“You’re Canadian, right? From Canada.”
“Right,” I replied. “And right again.”
My neighbour from across the street continued, “So you celebrate two Thanksgivings, right? One at home and one here in Florida.”
“Right again,” I smiled. “On both counts.”
“Well then, I sure hope you got enough to be thankful for,” he said as he sauntered away.
I found myself thinking about that as I lay barely awake in bed this morning, long before dawn, wishing I were still asleep. In Canada, we celebrate Thanksgiving on the second Monday of every October, and this year we had gathered, as usual, with our two daughters’ extended families—numbering twenty-two with our granddaughters’ boyfriends added to the mix.
I first dated my wife when she was a lissome lass of sixteen, and neither of us ever went with anyone else after that. For sixty years, we have celebrated Thanksgivings together, and once upon a long time ago, hosted the family events. But we are honoured elders now, along with the other grandparents, and at our age, find the celebrations a tad tiring, if still wonderfully joyous. When someone asked what we are thankful for this year, we agreed on the big five—our family, our friends, our two homes, our financial security, and our continued good health. And then we raised a glass to the hope they will continue for some time to come.

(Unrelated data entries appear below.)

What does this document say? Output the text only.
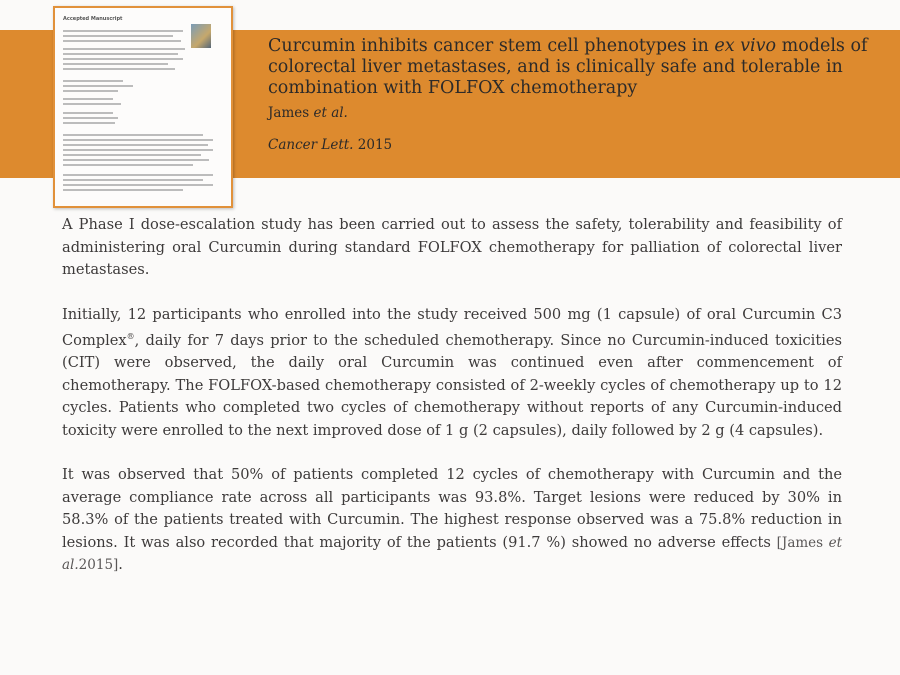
Accepted Manuscript
Curcumin inhibits cancer stem cell phenotypes in ex vivo models of colorectal liver metastases, and is clinically safe and tolerable in combination with FOLFOX chemotherapy
James et al.
Cancer Lett. 2015

A Phase I dose-escalation study has been carried out to assess the safety, tolerability and feasibility of administering oral Curcumin during standard FOLFOX chemotherapy for palliation of colorectal liver metastases.

Initially, 12 participants who enrolled into the study received 500 mg (1 capsule) of oral Curcumin C3 Complex®, daily for 7 days prior to the scheduled chemotherapy. Since no Curcumin-induced toxicities (CIT) were observed, the daily oral Curcumin was continued even after commencement of chemotherapy. The FOLFOX-based chemotherapy consisted of 2-weekly cycles of chemotherapy up to 12 cycles. Patients who completed two cycles of chemotherapy without reports of any Curcumin-induced toxicity were enrolled to the next improved dose of 1 g (2 capsules), daily followed by 2 g (4 capsules).

It was observed that 50% of patients completed 12 cycles of chemotherapy with Curcumin and the average compliance rate across all participants was 93.8%. Target lesions were reduced by 30% in 58.3% of the patients treated with Curcumin. The highest response observed was a 75.8% reduction in lesions. It was also recorded that majority of the patients (91.7 %) showed no adverse effects [James et al.2015].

American Thanksgiving falls on the fourth Thursday of every November, some six weeks after ours, and so, being in Florida by then, we celebrate it, too. More quietly, though, as if somewhat apologetic (as Canadians are wont to be) for our privilege and good fortune.

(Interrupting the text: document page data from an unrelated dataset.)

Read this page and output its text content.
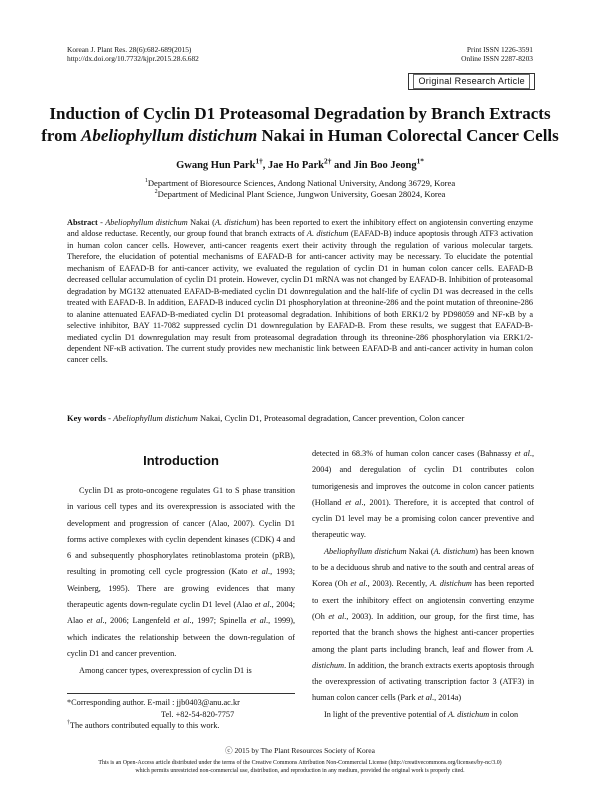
Korean J. Plant Res. 28(6):682-689(2015)
http://dx.doi.org/10.7732/kjpr.2015.28.6.682
Print ISSN 1226-3591
Online ISSN 2287-8203
Original Research Article
Induction of Cyclin D1 Proteasomal Degradation by Branch Extracts
from Abeliophyllum distichum Nakai in Human Colorectal Cancer Cells
Gwang Hun Park$^{1\dagger}$, Jae Ho Park$^{2\dagger}$ and Jin Boo Jeong$^{1*}$
$^1$Department of Bioresource Sciences, Andong National University, Andong 36729, Korea
$^2$Department of Medicinal Plant Science, Jungwon University, Goesan 28024, Korea
Abstract - Abeliophyllum distichum Nakai (A. distichum) has been reported to exert the inhibitory effect on angiotensin converting enzyme and aldose reductase. Recently, our group found that branch extracts of A. distichum (EAFAD-B) induce apoptosis through ATF3 activation in human colon cancer cells. However, anti-cancer reagents exert their activity through the regulation of various molecular targets. Therefore, the elucidation of potential mechanisms of EAFAD-B for anti-cancer activity may be necessary. To elucidate the potential mechanism of EAFAD-B for anti-cancer activity, we evaluated the regulation of cyclin D1 in human colon cancer cells. EAFAD-B decreased cellular accumulation of cyclin D1 protein. However, cyclin D1 mRNA was not changed by EAFAD-B. Inhibition of proteasomal degradation by MG132 attenuated EAFAD-B-mediated cyclin D1 downregulation and the half-life of cyclin D1 was decreased in the cells treated with EAFAD-B. In addition, EAFAD-B induced cyclin D1 phosphorylation at threonine-286 and the point mutation of threonine-286 to alanine attenuated EAFAD-B-mediated cyclin D1 proteasomal degradation. Inhibitions of both ERK1/2 by PD98059 and NF-κB by a selective inhibitor, BAY 11-7082 suppressed cyclin D1 downregulation by EAFAD-B. From these results, we suggest that EAFAD-B-mediated cyclin D1 downregulation may result from proteasomal degradation through its threonine-286 phosphorylation via ERK1/2-dependent NF-κB activation. The current study provides new mechanistic link between EAFAD-B and anti-cancer activity in human colon cancer cells.
Key words - Abeliophyllum distichum Nakai, Cyclin D1, Proteasomal degradation, Cancer prevention, Colon cancer
Introduction

Cyclin D1 as proto-oncogene regulates G1 to S phase transition in various cell types and its overexpression is associated with the development and progression of cancer (Alao, 2007). Cyclin D1 forms active complexes with cyclin dependent kinases (CDK) 4 and 6 and subsequently phosphorylates retinoblastoma protein (pRB), resulting in promoting cell cycle progression (Kato et al., 1993; Weinberg, 1995). There are growing evidences that many therapeutic agents down-regulate cyclin D1 level (Alao et al., 2004; Alao et al., 2006; Langenfeld et al., 1997; Spinella et al., 1999), which indicates the relationship between the down-regulation of cyclin D1 and cancer prevention.

Among cancer types, overexpression of cyclin D1 is

*Corresponding author. E-mail : jjb0403@anu.ac.kr
Tel. +82-54-820-7757
†The authors contributed equally to this work.

detected in 68.3% of human colon cancer cases (Bahnassy et al., 2004) and deregulation of cyclin D1 contributes colon tumorigenesis and improves the outcome in colon cancer patients (Holland et al., 2001). Therefore, it is accepted that control of cyclin D1 level may be a promising colon cancer preventive and therapeutic way.

Abeliophyllum distichum Nakai (A. distichum) has been known to be a deciduous shrub and native to the south and central areas of Korea (Oh et al., 2003). Recently, A. distichum has been reported to exert the inhibitory effect on angiotensin converting enzyme (Oh et al., 2003). In addition, our group, for the first time, has reported that the branch shows the highest anti-cancer properties among the plant parts including branch, leaf and flower from A. distichum. In addition, the branch extracts exerts apoptosis through the overexpression of activating transcription factor 3 (ATF3) in human colon cancer cells (Park et al., 2014a)

In light of the preventive potential of A. distichum in colon

ⓒ 2015 by The Plant Resources Society of Korea
This is an Open-Access article distributed under the terms of the Creative Commons Attribution Non-Commercial License (http://creativecommons.org/licenses/by-nc/3.0)
which permits unrestricted non-commercial use, distribution, and reproduction in any medium, provided the original work is properly cited.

As I lay abed this morning, pondering these thoughts—half-awake, wanting to be asleep—I could sense more than see my wife beside me. Both of us were lying on our backs, she snoring ever so gently—as I had likely been doing, too, before stirring. And it slowly dawned on me that we were holding hands, our fingers loosely interlaced by our sides.
I smiled quietly into the darkness of the pre-dawn bedroom, acknowledging, not for the first time, that this is what I am most thankful for. No matter where I am.